一般的なビジネスマナーを学んでも、「仕事の現場」では使えないことがある。マナーは、あいまいな表現で終わることが多く、「具体的・実践的」ではないからだ。
本連載では、大手3大広告代理店の現役サラリーマンであり、このたび『気配りの正解』を発刊した後田良輔氏が、自らの失敗を通して学び得た「実践的な気配り」、すなわち「気配りの正解」を紹介する。
第1回は、「一般的なマナー」と「3秒でできる実践的気配り」の違いについて解説する。

気配りとは、相手に
居心地のよさを提供するやさしさ

 ここだけの話、こんな経験をしたことはありませんか?

●相手を思ってやったことなのに、なぜか注意を受けた
●謝罪しようと思い「メール」を送ったら、さらに怒りを買った
●PTAの集まりで他の子をほめたら、親御さんに嫌な顔をされた
●飲み会で先輩に気をつかったはずなのに、常識知らずと笑われた
●フェイスブックやツイッターの発言で失敗し、SNSが怖くなった
●「空気が読めないヤツ」と言われてしまった……

 ひとつでも心当たりのある人は、要注意。もしかしたら、「気配り」が足りていないかもしれません。
 人間関係を気まずくする原因は、突き詰めると、「たったひとつしかない」と私は思います。それは……、

「気配り」が身についていないこと、です。

「気配り」には、「あれこれ気を使うこと」「手抜かりがないように注意すること」「心づかい」「配慮」など、さまざまな解釈があると思いますが、私は、

「相手に居心地のよさを提供するやさしさ」

 だと考えています。

 では、「気配り」が身についていないと、どうなるのでしょうか?

 まず、ひとりよがりな振る舞いをしてしまい、まわりに不快感を与えます。

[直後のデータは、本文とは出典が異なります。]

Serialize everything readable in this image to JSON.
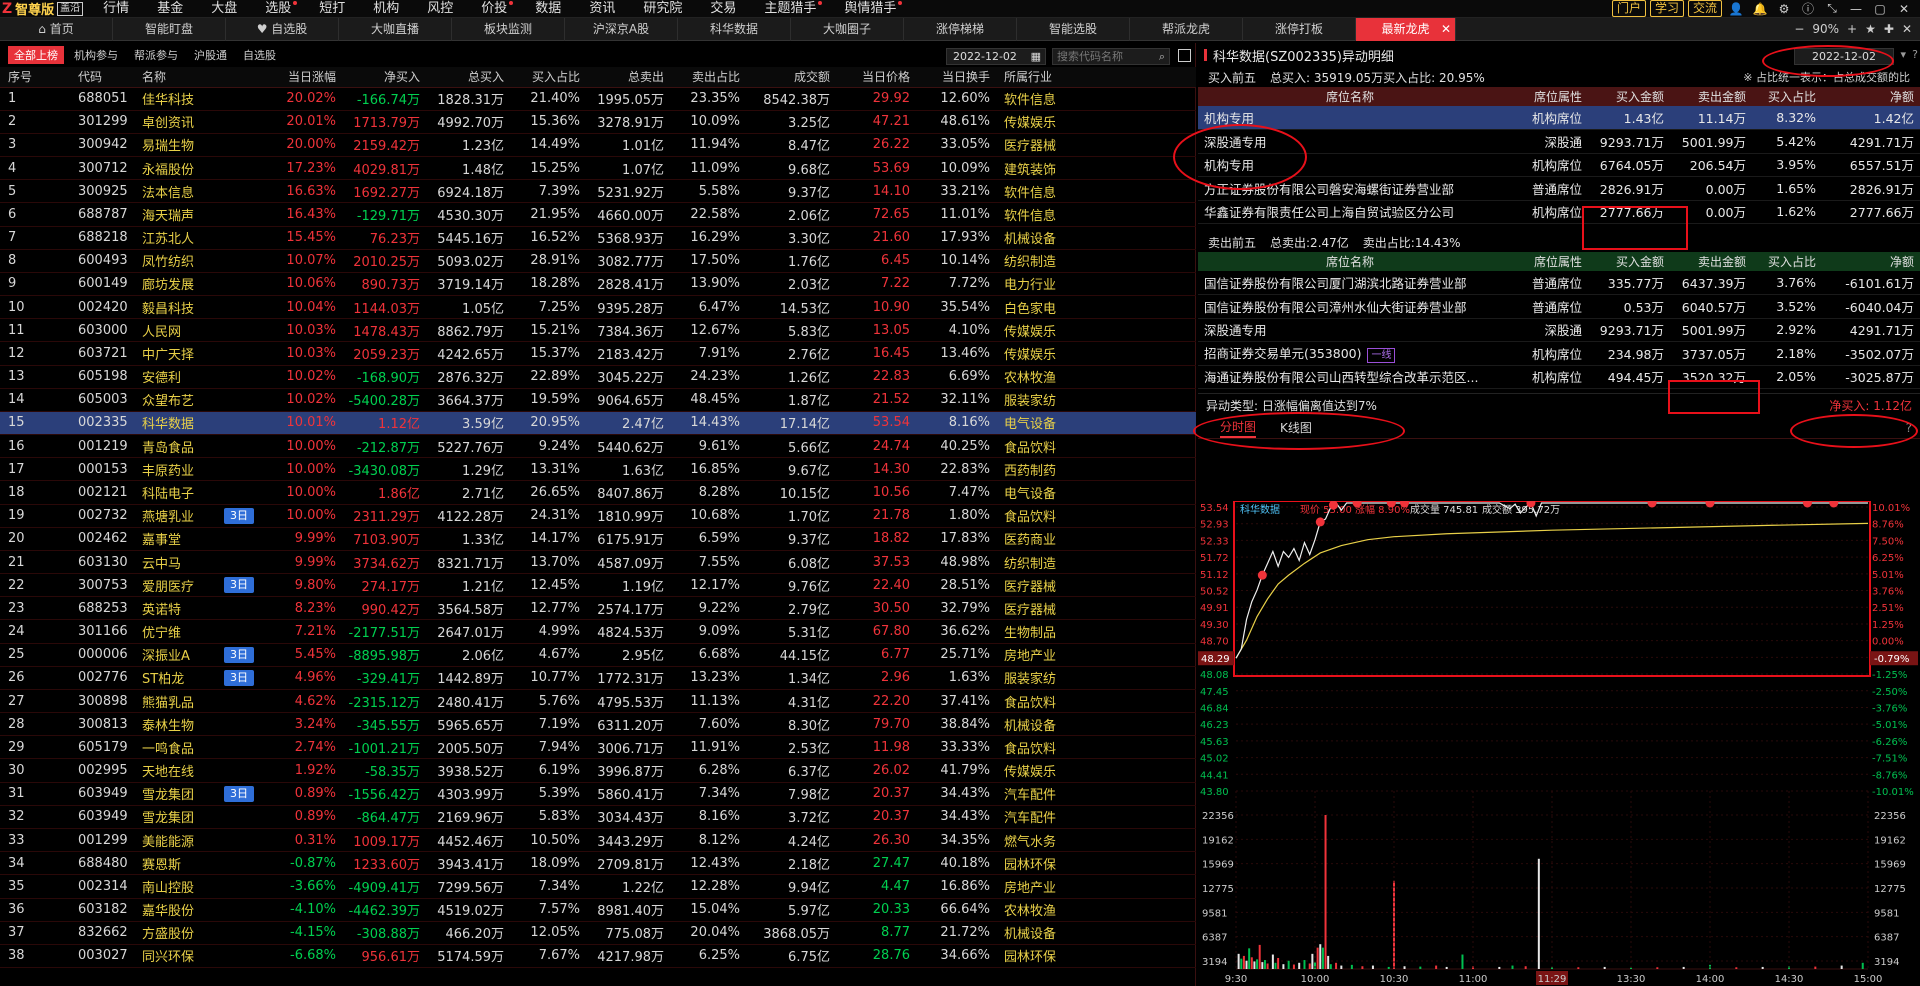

そして、相手から煙たがられてしまったり、信用を失ってしまうのです。

 一方で、「気配り」が身についている人は、相手を喜ばしたり、「居心地のよさ」を与えたりすることができます。
 その結果、

●「あの人と一緒にいたい」
●「あの人を応援したい」

 と好意・好感を寄せていただけるのです。